Lewis: Beyond Mere Moral Duty

In the C. S. Lewis course I’m currently teaching, we just completed reading and discussing his autobiography, Surprised By Joy. Although I hoped the students would be impacted by it, I was pleasantly surprised (by joy?) how much it seemed to impress them. Their observations went beyond simple repetition of facts; most felt that God was speaking to them personally through Lewis.

We’re now turning our attention to some of the key chapters in Mere Christianity. I’ll be looking forward to what they might say about passages such as the following:

C. S. Lewis 13If no set of moral ideas were truer or better than any other, there would be no sense in preferring civilised morality to Nazi morality.

In fact, of course, we all do believe that some moralities are better than others. . . .

The moment you say that one set of moral ideas can be better than another, you are, in fact, measuring them both by a standard . . . comparing them both with some Real Morality, admitting that there is such a thing as a real Right, independent of what people think, and that some people’s ideas get nearer to that real Right than others.

While those statements may seem basic to some, they are a shock to others, and the way Lewis describes the concept helps to arrest one’s attention.

In an article the students won’t be reading, Lewis’s “The Novels of Charles Williams,” he goes beyond the basics and gets to the “meat” of what the morality of the Law entails:

Morality has spoiled literature often enough: we all remember what happened to some nineteenth-century novels. The truth is, it is very bad to reach the stage of thinking deeply and frequently about duty unless you are prepared to go a stage further.
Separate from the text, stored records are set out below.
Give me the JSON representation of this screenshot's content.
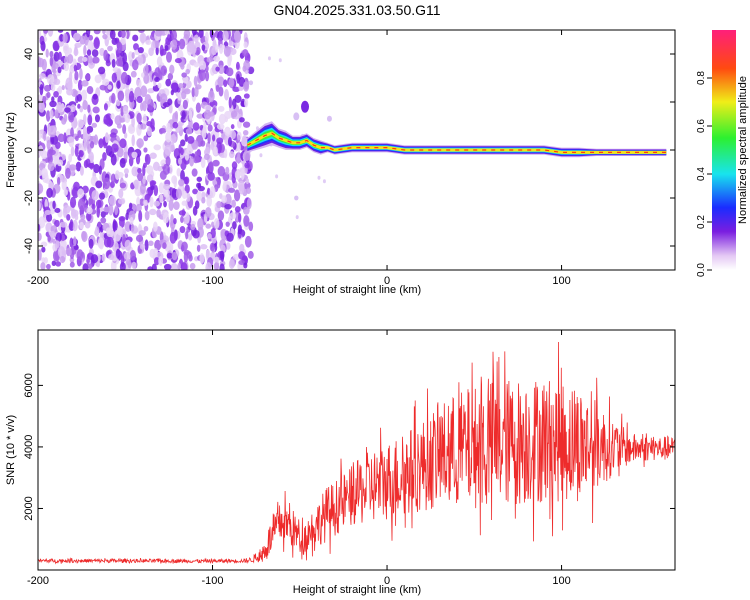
{
  "title": "GN04.2025.331.03.50.G11",
  "colors": {
    "snr_line": "#ee2b2b",
    "axis": "#000000"
  },
  "chart_data": [
    {
      "type": "heatmap",
      "xlabel": "Height of straight line (km)",
      "ylabel": "Frequency (Hz)",
      "xlim": [
        -200,
        165
      ],
      "ylim": [
        -50,
        50
      ],
      "xticks": [
        -200,
        -100,
        0,
        100
      ],
      "yticks": [
        -40,
        -20,
        0,
        20,
        40
      ],
      "colorbar": {
        "label": "Normalized spectral amplitude",
        "range": [
          0,
          1
        ],
        "ticks": [
          "0.0",
          "0.2",
          "0.4",
          "0.6",
          "0.8"
        ],
        "colormap": "rainbow"
      },
      "ridge": {
        "x": [
          -80,
          -75,
          -70,
          -66,
          -62,
          -58,
          -54,
          -50,
          -46,
          -42,
          -38,
          -34,
          -30,
          -20,
          -10,
          0,
          10,
          20,
          30,
          40,
          50,
          60,
          70,
          80,
          90,
          100,
          110,
          120,
          130,
          140,
          150,
          160
        ],
        "y": [
          2,
          4,
          6,
          7,
          5,
          4,
          3,
          3,
          4,
          2,
          1,
          1,
          0,
          1,
          1,
          1,
          0,
          0,
          0,
          0,
          0,
          0,
          0,
          0,
          0,
          -1,
          -1,
          -1,
          -1,
          -1,
          -1,
          -1
        ],
        "width": [
          3,
          4,
          5,
          5,
          4,
          4,
          3,
          3,
          3,
          3,
          3,
          2,
          2,
          2,
          2,
          2,
          2,
          2,
          2,
          2,
          2,
          2,
          2,
          2,
          2,
          2,
          2,
          1.5,
          1.5,
          1.5,
          1.5,
          1.5
        ]
      },
      "noise_region_x": [
        -200,
        -78
      ]
    },
    {
      "type": "line",
      "xlabel": "Height of straight line (km)",
      "ylabel": "SNR (10 * v/v)",
      "xlim": [
        -200,
        165
      ],
      "ylim": [
        0,
        7800
      ],
      "xticks": [
        -200,
        -100,
        0,
        100
      ],
      "yticks": [
        2000,
        4000,
        6000
      ],
      "series": [
        {
          "x": [
            -200,
            -150,
            -100,
            -80,
            -72,
            -68,
            -64,
            -60,
            -56,
            -52,
            -48,
            -44,
            -40,
            -35,
            -30,
            -20,
            -10,
            0,
            10,
            20,
            30,
            40,
            50,
            60,
            70,
            80,
            90,
            100,
            110,
            120,
            130,
            140,
            150,
            165
          ],
          "mean": [
            300,
            300,
            290,
            300,
            450,
            900,
            1300,
            1600,
            1450,
            1200,
            1000,
            1300,
            1500,
            1800,
            2000,
            2400,
            2700,
            2900,
            3100,
            3400,
            3700,
            3900,
            4000,
            4100,
            4150,
            4200,
            4250,
            4200,
            4100,
            4050,
            4000,
            3950,
            3950,
            3950
          ],
          "amp": [
            60,
            60,
            60,
            60,
            200,
            500,
            600,
            700,
            700,
            600,
            500,
            600,
            700,
            900,
            900,
            1000,
            1200,
            1300,
            1400,
            1500,
            1700,
            1900,
            2000,
            2100,
            2100,
            2100,
            2100,
            2000,
            1900,
            1500,
            900,
            500,
            400,
            400
          ]
        }
      ]
    }
  ]
}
The Law, as St. Paul first clearly explained, only takes you to the school gates. Morality exists to be transcended. We act from duty in the hope that someday we shall do the same acts freely and delightfully.

That is what I seek for my students: that they go further in, past the duties of morality into the joy of being what God wants us to be. Of course, that’s what I seek also for my own life. It’s the goal for each of us.